A skull umbrella for my convertible

It’s time to get started on your early Christmas shopping. I know it’s barely October, but catalogs are beginning to appear.

My favorite is the Neiman Marcus Christmas catalog. In case my wife is reading today’s essay in search of hints, she might check pages 44 and 45, where the $75,000 Chevrolet Camaro Convertible is on display. If she would like something more ecologically friendly for herself, I can get her the Tory Burch Family Chariot Electric Tricycle for $4,500. Since I’ll be driving a convertible, I might need the Skull Umbrella. It comes with “a bit of a twist: a skull handle in brass with silver-color finish,” for only $495.00.

From Greek and Roman times, we who live in the Western world have defined success by possessions. Whether you’re building a global empire or a new hut, it’s the same simple formula: the more your net worth, the more you’re worth.

By contrast, I read these words in Psalm 25 this week: “Good and upright is the Lord; therefore he instructs sinners in his ways. He guides the humble in what is right and teaches them his way” (vs. 8-9). This Lord promises, “I live in a high and holy place, but also with him who is contrite and lowly in spirit” (Isaiah 57:15). The One who dwells in a perfect paradise is also willing to live with those who are humble.

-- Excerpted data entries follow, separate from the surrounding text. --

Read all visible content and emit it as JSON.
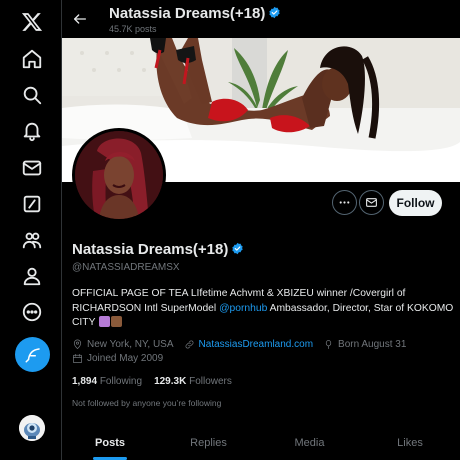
{
  "nav": {
    "items": [
      "x-logo",
      "home",
      "explore",
      "notifications",
      "messages",
      "grok",
      "communities",
      "profile",
      "more"
    ]
  },
  "header": {
    "title": "Natassia Dreams(+18)",
    "post_count": "45.7K posts"
  },
  "profile": {
    "name": "Natassia Dreams(+18)",
    "handle": "@NATASSIADREAMSX",
    "follow_label": "Follow",
    "bio_part1": "OFFICIAL PAGE OF TEA LIfetime Achvmt  & XBIZEU winner /Covergirl of RICHARDSON Intl SuperModel ",
    "bio_link": "@pornhub",
    "bio_part2": " Ambassador, Director, Star of KOKOMO CITY",
    "location": "New York, NY, USA",
    "website": "NatassiasDreamland.com",
    "birthday": "Born August 31",
    "joined": "Joined May 2009",
    "following_count": "1,894",
    "following_label": "Following",
    "followers_count": "129.3K",
    "followers_label": "Followers",
    "not_followed": "Not followed by anyone you’re following"
  },
  "tabs": [
    "Posts",
    "Replies",
    "Media",
    "Likes"
  ],
  "colors": {
    "accent": "#1d9bf0",
    "background": "#000000",
    "text": "#e7e9ea",
    "muted": "#71767b"
  }
}
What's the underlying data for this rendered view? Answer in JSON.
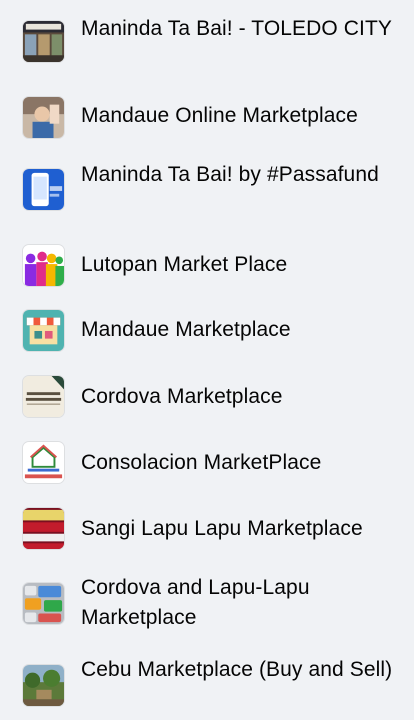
{
  "groups": [
    {
      "name": "Maninda Ta Bai! - TOLEDO CITY",
      "icon": "toledo-city-storefront-thumbnail"
    },
    {
      "name": "Mandaue Online Marketplace",
      "icon": "person-selfie-thumbnail"
    },
    {
      "name": "Maninda Ta Bai! by #Passafund",
      "icon": "phone-app-thumbnail"
    },
    {
      "name": "Lutopan Market Place",
      "icon": "colorful-people-silhouettes-thumbnail"
    },
    {
      "name": "Mandaue Marketplace",
      "icon": "market-stall-thumbnail"
    },
    {
      "name": "Cordova Marketplace",
      "icon": "cordova-text-logo-thumbnail"
    },
    {
      "name": "Consolacion MarketPlace",
      "icon": "house-logo-thumbnail"
    },
    {
      "name": "Sangi Lapu Lapu Marketplace",
      "icon": "red-banner-thumbnail"
    },
    {
      "name": "Cordova and Lapu-Lapu Marketplace",
      "icon": "keyboard-trade-buy-sell-thumbnail"
    },
    {
      "name": "Cebu Marketplace (Buy and Sell)",
      "icon": "outdoor-scene-thumbnail"
    }
  ]
}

Furthermore, this God says, “This is the one I esteem: he who is humble and contrite in spirit, and trembles at my word” (Isaiah 66:2). Jesus concurred: “whoever humbles himself like this child is the greatest in the kingdom of heaven” (Matthew 18:4).

Why is humility so essential to experiencing God’s presence and power? Because God cannot do for us what we try to do for ourselves. He can give only to those who will receive, and lead only those who will follow. “God blesses those people who depend only on him” (Matthew 5:3, CEV).

Consider some examples. The greatest preachers of the last three generations are probably Charles Spurgeon, Dwight Moody, and Billy Graham. What do they have in common?

Here is what Spurgeon said of himself, recorded in the preface to his collected sermons: “Recollect who I am, and what I am—a child, having little education, little learning, ability, or talent . . . Without the Spirit of God I feel I am utterly unable to speak to you.” And God used him to preach to 10 million across his ministry.

D. L. Moody was the son of an alcoholic who died when Moody was four years old. He completed seven grades of school. Moody said of himself: “I know that other men can preach better than I can. All I can say is that when I preach, God uses me.” And he did—more than a million came to Christ through him.

Here is what Billy Graham says of himself: “I have often said that the first thing I am going to do when I get to Heaven is to ask, ‘Why me, Lord? Why did You choose a farmboy from North Carolina to preach to so many people, to have such a wonderful team of associates, and to have a part in what You were doing in the latter half of the twentieth century?’ I have thought about that question a great deal, but I know also that only God knows the answer.” And he has preached to more people than anyone in Christian history.

Why did God use them so? Because they gave their best in humility. Who will be next?